Pernyataan pers IJTI yang dibubuhi nama Ketua Umumnya, Yadi Hendriana dan Sekretaris Jenderal, Indria Purnamahadi tersebut, mengungkapkan tantang jurnalis yang kini menghadapi perkembangan teknologi informasi digital, terlebih munculnya media sosial yang banyak penggunanya. Kondisi yang serba terbuka informasi, mengakibatkan masyarakat tak lagi terbendungi oleh pengaruh media akibat arus informasi yang makin tidak terkendali, hingga maraknya penyebaran hoax.

Solusi atas hal tersebut, pentingnya Dewan Pers membuat undang-undang yang kuat dan harus dipatuhi setiap perusahaan media maupun segala pihak mengenai keberadaan pekerjaan pers. Menyadari fungsi berdasarkan pasal 33 UU No. 40 tahun 1999 tentang pers, bahwa pers sebagai media informasi, media pendidikan, media hiburan, media kontrol sosial, dan media lembaga ekonomi. Perusahaan pers sendiri perlu juga memberikan jaminan ketenagakerjaan maupun sosial kepada persnya, sehingga jurnalisnya terjamin dalam segi kecelakaan kerja atau kehidupannya sebagai wartawan yang memiliki resiko ancaman dari luar.

Foto oleh: Fadhil Djajasasmita.
Masih mengenai perlindungan pers, pers kampus juga menjadi sorotan berbagai serikat atau aliansi pers mengenai perlindungan kerja dari ancaman-ancaman yang menghantui pers dari segala sisi, dan masih rentan karena dikelola atau dijalani oleh golongan mahasiswa yang masih mengenyam pendidikan di kampus-kampus.

Aksi buruh 1 Mei, Ketua Federasi Serikat Pekerja Media Independen (FSMPI) Sasminto Madrim, mendorong dan mengajak dewan pers supaya dapat memberikan media kampus perlindungan yang sama dengan jurnalis profesional.
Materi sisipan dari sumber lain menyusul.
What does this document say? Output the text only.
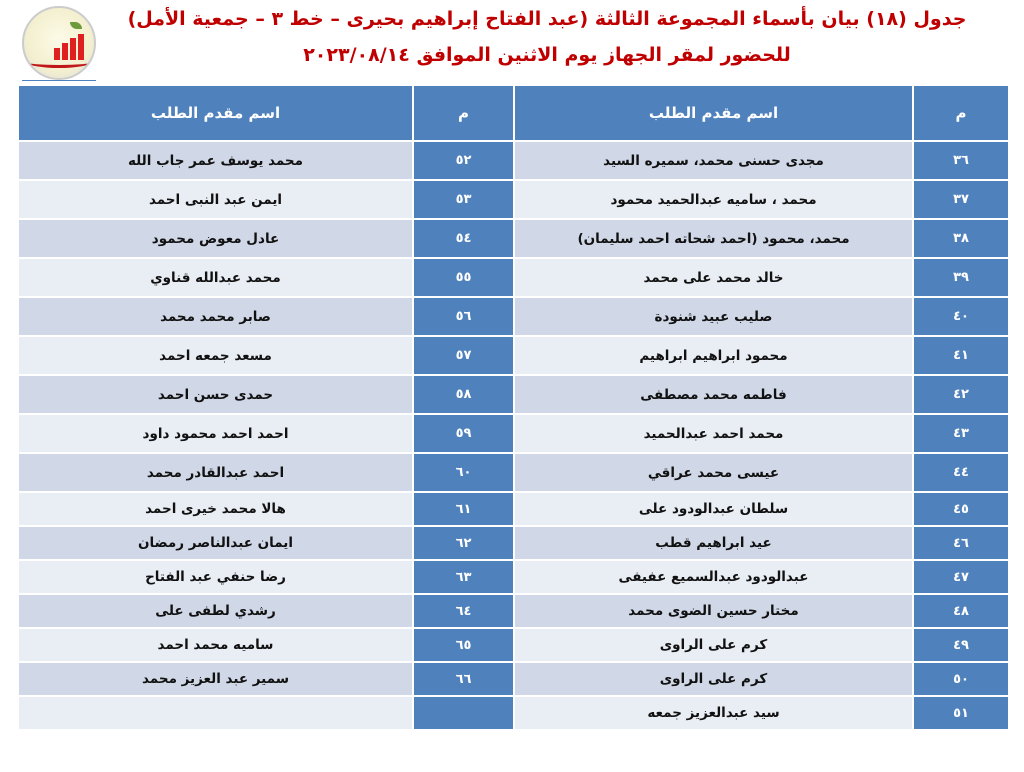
جدول (١٨) بيان بأسماء المجموعة الثالثة (عبد الفتاح إبراهيم بحيرى – خط ٣ – جمعية الأمل)
للحضور لمقر الجهاز يوم الاثنين الموافق ٢٠٢٣/٠٨/١٤
م	اسم مقدم الطلب	م	اسم مقدم الطلب
٣٦	مجدى حسنى محمد، سميره السيد	٥٢	محمد يوسف عمر جاب الله
٣٧	محمد ، ساميه عبدالحميد محمود	٥٣	ايمن عبد النبى احمد
٣٨	محمد، محمود (احمد شحاته احمد سليمان)	٥٤	عادل معوض محمود
٣٩	خالد محمد على محمد	٥٥	محمد عبدالله قناوي
٤٠	صليب عبيد شنودة	٥٦	صابر محمد محمد
٤١	محمود ابراهيم ابراهيم	٥٧	مسعد جمعه احمد
٤٢	فاطمه محمد مصطفى	٥٨	حمدى حسن احمد
٤٣	محمد احمد عبدالحميد	٥٩	احمد احمد محمود داود
٤٤	عيسى محمد عراقي	٦٠	احمد عبدالقادر محمد
٤٥	سلطان عبدالودود على	٦١	هالا محمد خيرى احمد
٤٦	عيد ابراهيم قطب	٦٢	ايمان عبدالناصر رمضان
٤٧	عبدالودود عبدالسميع عفيفى	٦٣	رضا حنفي عبد الفتاح
٤٨	مختار حسين الضوى محمد	٦٤	رشدي لطفى على
٤٩	كرم على الراوى	٦٥	ساميه محمد احمد
٥٠	كرم على الراوى	٦٦	سمير عبد العزيز محمد
٥١	سيد عبدالعزيز جمعه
Forum Pekerja Media yang terdiri dari beberapa aliansi organisasi jurnalis, berusaha membantu media kampus lewat AJI pada kongresnya di Surakarta lalu untuk menjadi anggota AJI.

Perhimpunan Pers Mahasiswa Indonesia (PPMI) mencatat kurang lebih terdapat 12 kasus diskriminasi terhadap pers kampus dalam kurun 2014-2016 dengan beragam kasus seperti, pelarangan diskusi, pembatasan pemberitaan, pelarangan terbit, pemberedelan hingga pembekuan kepengurusan media. Variasi pelaku pembungkaman yang dilakukan berbagai pihak dimulai dari pejabat kampus, pihak kepolisian, hingga sesama lembaga kemahasiswaan seperti himpunan dan BEM, dengan alasan yang dikemukan tidak jauh dari sifat fasisme dan anti kritik lembaga.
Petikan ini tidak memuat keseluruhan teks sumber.